While Lust For Life found our heroine confronting the world around her and flexing her muscle as an activist, Norman Fucking Rockwell is an inward-looking experience that documents often crushing matters of the heart. Not that the world outside doesn’t occasionally squeeze through the cracks (the title track is defiantly feminist, while the elaborately-titled album-closer is a direct response to the chaos of 2019). It’s just more muted and subtle this time around. Of the singles released from the album, “The Greatest” and “Fuck It I Love You” offer the best introduction to the album’s piano balladry and razor sharp lyrics.

“Bartender” and “Love Song” (arguably her best collaboration with Jack Antonoff) both follow that blueprint. The latter is text book Del Rey both in the distressed glamor of its imagery and unfiltered emotion. “Oh, be my once in a lifetime,” she belts on the chorus. “Lying on your chest in my party dress, I’m a fucking mess.” But instead of this scene being a harbinger of the doom that permeates much of her discography, it ends happily. “The taste, the touch, the way we love,” Lana purrs. “It all comes down to make the sound of our love song.”

It wouldn’t be a LDR record, however, without a bit of misery. The aforementioned “Bartender” is deeply melancholy, while “Cinnamon Girl” finds Lana ensconced in an unhealthy relationship that she refuses to let go. On the jarring chorus she admits: “If you hold me without hurting me, you’ll be the first who ever did.” The track is also notable for its fuzzy outro, which is almost as cool as the epic guitar solo on “Venice Bitch.” Hopeless and lovely in equal measure, “Happiness Is A Butterfly” is another bruised love song. “If he’s a serial killer, then what’s the worst that can happen to a girl who’s already hurt?” the songbird muses, before dropping arguably the album’s most poignant lyric: “Happiness is a butterfly, try to catch it like every night [but] it escapes from my hands into moonlight.”

Possibly even more heartbreaking is “How To Disappear,” a song that views an old relationship from a distance. But true to form, years after it’s over, the void is yet to be filled. “California” feels similarly doomed. Co-written with Zachary Dawes, it professes a brittle hopefulness that is almost unbearably sad. The desperate move of promising good times in Cali as an incentive to save someone from themselves makes this the most unusual of love songs.

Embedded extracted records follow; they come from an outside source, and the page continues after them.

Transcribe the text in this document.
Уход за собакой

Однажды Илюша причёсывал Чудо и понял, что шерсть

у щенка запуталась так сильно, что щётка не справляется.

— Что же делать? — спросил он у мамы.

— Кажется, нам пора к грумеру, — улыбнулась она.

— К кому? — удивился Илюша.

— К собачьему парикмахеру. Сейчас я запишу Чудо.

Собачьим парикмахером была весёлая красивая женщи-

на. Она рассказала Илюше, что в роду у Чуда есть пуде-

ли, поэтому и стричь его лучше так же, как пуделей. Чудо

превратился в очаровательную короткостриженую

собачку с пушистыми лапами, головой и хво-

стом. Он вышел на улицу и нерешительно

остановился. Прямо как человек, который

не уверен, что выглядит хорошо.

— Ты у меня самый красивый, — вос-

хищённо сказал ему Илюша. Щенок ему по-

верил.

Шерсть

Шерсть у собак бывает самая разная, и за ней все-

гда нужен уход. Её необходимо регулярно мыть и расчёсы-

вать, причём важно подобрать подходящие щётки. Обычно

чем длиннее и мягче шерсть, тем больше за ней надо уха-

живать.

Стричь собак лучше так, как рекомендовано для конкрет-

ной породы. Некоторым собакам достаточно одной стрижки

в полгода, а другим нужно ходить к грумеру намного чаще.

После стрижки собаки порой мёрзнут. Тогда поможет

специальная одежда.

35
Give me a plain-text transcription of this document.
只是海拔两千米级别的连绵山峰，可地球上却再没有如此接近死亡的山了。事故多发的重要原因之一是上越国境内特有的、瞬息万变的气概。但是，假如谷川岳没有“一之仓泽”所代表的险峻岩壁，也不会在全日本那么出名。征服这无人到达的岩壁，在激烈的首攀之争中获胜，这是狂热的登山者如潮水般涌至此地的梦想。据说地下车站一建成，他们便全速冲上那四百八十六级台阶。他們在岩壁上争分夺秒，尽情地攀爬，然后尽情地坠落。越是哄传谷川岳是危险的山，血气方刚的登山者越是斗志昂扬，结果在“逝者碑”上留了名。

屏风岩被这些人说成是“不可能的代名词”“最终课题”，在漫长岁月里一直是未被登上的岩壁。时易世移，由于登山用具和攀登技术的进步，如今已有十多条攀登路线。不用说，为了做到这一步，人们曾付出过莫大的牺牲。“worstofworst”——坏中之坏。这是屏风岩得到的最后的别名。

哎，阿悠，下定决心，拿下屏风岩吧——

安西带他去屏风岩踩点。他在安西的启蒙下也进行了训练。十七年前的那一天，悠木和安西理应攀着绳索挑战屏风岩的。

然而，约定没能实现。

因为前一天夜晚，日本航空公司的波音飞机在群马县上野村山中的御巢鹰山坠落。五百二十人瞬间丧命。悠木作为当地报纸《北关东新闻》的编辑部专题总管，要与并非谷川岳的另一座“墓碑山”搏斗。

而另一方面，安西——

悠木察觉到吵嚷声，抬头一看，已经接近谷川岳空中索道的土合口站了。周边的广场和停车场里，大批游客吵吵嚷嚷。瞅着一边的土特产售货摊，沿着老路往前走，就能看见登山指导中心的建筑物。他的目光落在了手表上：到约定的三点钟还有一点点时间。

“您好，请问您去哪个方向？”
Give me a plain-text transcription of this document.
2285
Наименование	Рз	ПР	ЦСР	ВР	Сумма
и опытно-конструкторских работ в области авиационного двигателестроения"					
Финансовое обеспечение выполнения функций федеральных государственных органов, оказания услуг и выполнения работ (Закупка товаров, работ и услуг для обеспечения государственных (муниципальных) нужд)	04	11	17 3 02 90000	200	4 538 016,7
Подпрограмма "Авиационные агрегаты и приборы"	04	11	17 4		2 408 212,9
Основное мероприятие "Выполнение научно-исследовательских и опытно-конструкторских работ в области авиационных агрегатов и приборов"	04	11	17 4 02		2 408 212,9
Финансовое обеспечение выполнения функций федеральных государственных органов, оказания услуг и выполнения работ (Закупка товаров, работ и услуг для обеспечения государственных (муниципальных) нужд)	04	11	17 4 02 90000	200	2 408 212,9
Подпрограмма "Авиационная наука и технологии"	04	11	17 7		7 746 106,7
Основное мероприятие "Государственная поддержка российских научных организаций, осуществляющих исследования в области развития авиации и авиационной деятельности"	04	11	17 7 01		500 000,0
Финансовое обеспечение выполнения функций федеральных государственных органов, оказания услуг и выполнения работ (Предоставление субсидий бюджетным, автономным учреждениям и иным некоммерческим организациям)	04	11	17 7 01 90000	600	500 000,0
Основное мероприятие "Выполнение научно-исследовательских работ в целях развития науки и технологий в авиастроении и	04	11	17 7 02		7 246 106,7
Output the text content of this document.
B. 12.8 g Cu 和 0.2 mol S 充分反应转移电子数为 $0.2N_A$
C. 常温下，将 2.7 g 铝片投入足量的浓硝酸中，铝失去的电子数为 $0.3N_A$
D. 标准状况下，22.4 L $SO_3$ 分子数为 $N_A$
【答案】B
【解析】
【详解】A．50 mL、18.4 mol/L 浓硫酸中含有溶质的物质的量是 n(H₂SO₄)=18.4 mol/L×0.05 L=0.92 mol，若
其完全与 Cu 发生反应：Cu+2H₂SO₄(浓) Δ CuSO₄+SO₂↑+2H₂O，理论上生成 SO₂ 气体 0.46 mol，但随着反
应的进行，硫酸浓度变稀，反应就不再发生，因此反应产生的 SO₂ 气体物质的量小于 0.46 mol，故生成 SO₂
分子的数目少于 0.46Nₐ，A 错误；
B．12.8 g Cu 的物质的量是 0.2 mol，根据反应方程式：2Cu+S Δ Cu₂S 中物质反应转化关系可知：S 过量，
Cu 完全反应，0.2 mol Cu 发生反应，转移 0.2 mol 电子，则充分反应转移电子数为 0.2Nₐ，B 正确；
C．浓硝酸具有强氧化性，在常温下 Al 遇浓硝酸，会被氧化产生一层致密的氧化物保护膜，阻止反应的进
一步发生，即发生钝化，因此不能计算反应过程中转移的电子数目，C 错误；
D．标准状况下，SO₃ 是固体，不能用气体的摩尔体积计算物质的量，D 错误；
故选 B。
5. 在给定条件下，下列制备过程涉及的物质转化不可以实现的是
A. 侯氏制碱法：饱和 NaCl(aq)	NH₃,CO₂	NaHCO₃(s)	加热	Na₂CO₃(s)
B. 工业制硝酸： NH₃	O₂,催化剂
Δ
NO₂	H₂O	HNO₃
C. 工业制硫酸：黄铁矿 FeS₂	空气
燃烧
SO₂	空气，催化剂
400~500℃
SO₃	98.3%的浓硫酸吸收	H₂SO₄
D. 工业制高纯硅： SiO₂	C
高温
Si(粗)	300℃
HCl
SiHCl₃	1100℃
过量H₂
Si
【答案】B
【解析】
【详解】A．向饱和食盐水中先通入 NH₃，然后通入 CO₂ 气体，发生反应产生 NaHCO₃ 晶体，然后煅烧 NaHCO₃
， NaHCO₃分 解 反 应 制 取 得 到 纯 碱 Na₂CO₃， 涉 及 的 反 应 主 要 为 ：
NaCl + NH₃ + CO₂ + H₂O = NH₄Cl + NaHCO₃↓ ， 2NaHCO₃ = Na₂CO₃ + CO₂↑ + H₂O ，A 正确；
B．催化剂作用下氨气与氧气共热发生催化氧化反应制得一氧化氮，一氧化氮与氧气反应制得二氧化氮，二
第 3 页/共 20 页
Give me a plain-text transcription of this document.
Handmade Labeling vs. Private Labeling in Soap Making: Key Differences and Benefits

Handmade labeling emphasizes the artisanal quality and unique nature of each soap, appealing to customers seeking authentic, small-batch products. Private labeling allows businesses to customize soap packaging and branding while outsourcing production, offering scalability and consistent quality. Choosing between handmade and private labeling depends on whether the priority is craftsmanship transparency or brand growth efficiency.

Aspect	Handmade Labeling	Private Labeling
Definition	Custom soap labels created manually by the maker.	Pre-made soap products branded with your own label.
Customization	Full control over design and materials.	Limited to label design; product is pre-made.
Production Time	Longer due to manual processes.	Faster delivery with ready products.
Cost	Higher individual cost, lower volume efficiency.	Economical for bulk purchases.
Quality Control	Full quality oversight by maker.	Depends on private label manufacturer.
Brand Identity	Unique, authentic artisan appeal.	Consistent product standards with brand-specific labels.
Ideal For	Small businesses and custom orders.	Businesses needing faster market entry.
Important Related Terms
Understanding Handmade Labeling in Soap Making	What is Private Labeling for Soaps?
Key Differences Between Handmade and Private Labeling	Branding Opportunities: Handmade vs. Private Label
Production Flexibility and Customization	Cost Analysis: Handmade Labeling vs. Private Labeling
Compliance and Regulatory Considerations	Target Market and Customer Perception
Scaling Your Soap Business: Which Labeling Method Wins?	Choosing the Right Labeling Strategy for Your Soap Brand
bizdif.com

One not so much about romance as survival. The fact it bleeds so beautifully is a testament to Lana’s expressive delivery and masterful pen.

Try as I might, I can’t find anything unsatisfying or incomplete here. Lana has delivered 14 exquisitely crafted songs that are as reverential to those who came before as they are original. Norman Fucking Rockwell exists in a different dimension, one where Laurel Canyon is still a mecca for artists that use albums as their canvas. If anyone from this generation would have flourished in that scene, it would be Lana. This is an album to lose yourself in. It demands your time and, occasionally, your patience, but the reward is staggering.